2) Residents and their neighbours undertake voluntary restoration actions at the scale of individual properties, blocks, and neighbourhoods, guided by the information about natural character developed at the first stage.
3) Government restoration actions leverage the voluntary actions of residents into larger-scale restoration on public lands, parks, streets, alleys, municipal buildings, and new developments. Government efforts at these larger scales inspire further small-scale voluntary action through an iterative process.
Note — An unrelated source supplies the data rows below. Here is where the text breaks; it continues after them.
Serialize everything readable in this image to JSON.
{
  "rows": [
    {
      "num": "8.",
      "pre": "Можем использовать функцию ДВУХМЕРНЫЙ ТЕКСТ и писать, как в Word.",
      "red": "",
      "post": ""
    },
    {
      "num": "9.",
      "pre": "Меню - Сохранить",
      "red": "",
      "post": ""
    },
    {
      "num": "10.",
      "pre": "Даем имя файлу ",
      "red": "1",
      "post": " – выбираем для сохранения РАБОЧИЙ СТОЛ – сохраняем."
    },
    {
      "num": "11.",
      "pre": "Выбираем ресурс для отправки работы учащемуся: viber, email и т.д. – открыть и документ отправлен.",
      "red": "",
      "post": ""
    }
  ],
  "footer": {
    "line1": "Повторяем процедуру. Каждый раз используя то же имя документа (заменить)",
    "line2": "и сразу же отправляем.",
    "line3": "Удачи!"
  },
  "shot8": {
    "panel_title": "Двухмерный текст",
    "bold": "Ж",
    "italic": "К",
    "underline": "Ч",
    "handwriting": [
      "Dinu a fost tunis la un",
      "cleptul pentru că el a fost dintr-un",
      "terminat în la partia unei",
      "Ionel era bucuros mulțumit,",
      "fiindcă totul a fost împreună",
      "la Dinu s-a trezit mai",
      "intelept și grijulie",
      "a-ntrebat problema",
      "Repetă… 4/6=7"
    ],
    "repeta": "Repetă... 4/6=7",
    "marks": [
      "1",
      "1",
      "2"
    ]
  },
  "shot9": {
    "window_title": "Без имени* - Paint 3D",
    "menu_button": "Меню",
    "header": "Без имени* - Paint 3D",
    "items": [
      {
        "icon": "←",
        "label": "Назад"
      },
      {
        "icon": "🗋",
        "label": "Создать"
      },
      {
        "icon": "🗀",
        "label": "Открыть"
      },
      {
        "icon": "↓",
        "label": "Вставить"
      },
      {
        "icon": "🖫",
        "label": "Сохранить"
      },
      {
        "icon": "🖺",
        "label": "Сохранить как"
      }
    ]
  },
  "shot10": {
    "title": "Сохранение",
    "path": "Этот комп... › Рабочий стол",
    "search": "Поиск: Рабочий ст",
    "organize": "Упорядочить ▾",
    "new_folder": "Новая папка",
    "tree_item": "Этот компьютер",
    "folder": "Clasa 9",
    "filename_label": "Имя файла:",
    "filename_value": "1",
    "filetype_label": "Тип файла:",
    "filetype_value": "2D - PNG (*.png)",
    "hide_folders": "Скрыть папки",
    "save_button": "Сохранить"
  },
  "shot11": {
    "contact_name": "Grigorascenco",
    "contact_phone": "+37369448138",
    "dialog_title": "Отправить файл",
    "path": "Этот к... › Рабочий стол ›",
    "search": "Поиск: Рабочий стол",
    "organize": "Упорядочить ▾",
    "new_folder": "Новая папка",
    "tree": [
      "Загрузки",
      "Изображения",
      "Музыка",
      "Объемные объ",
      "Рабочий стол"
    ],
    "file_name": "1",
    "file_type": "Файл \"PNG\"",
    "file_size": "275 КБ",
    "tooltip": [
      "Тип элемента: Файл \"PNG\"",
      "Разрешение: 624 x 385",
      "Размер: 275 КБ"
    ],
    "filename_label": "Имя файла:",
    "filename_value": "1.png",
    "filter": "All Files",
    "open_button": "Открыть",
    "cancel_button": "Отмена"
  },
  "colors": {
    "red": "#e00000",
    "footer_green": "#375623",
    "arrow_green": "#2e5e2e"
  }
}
Over time, these restoration efforts at multiple spatial scales will reveal the contours of a restoration network. Enshrined in law by local governments, the restoration network will mature into a protected network of ecological reserves.
Moving Forward
We have the power, indeed the responsibility, to pursue cities that provide ecologically healthy urban environments and lasting equity for all residents. Shirking that responsibility only perpetuates the ethic that brought us to the brink of crisis: the suicidal focus on the short-term monetary benefits that come from abusing nature rather than the expansive vision of ecosystem benefits for all people and all nonhuman life.
We can do better. Nature-First Cities proposes a robust, community-based vision and process that shows us how.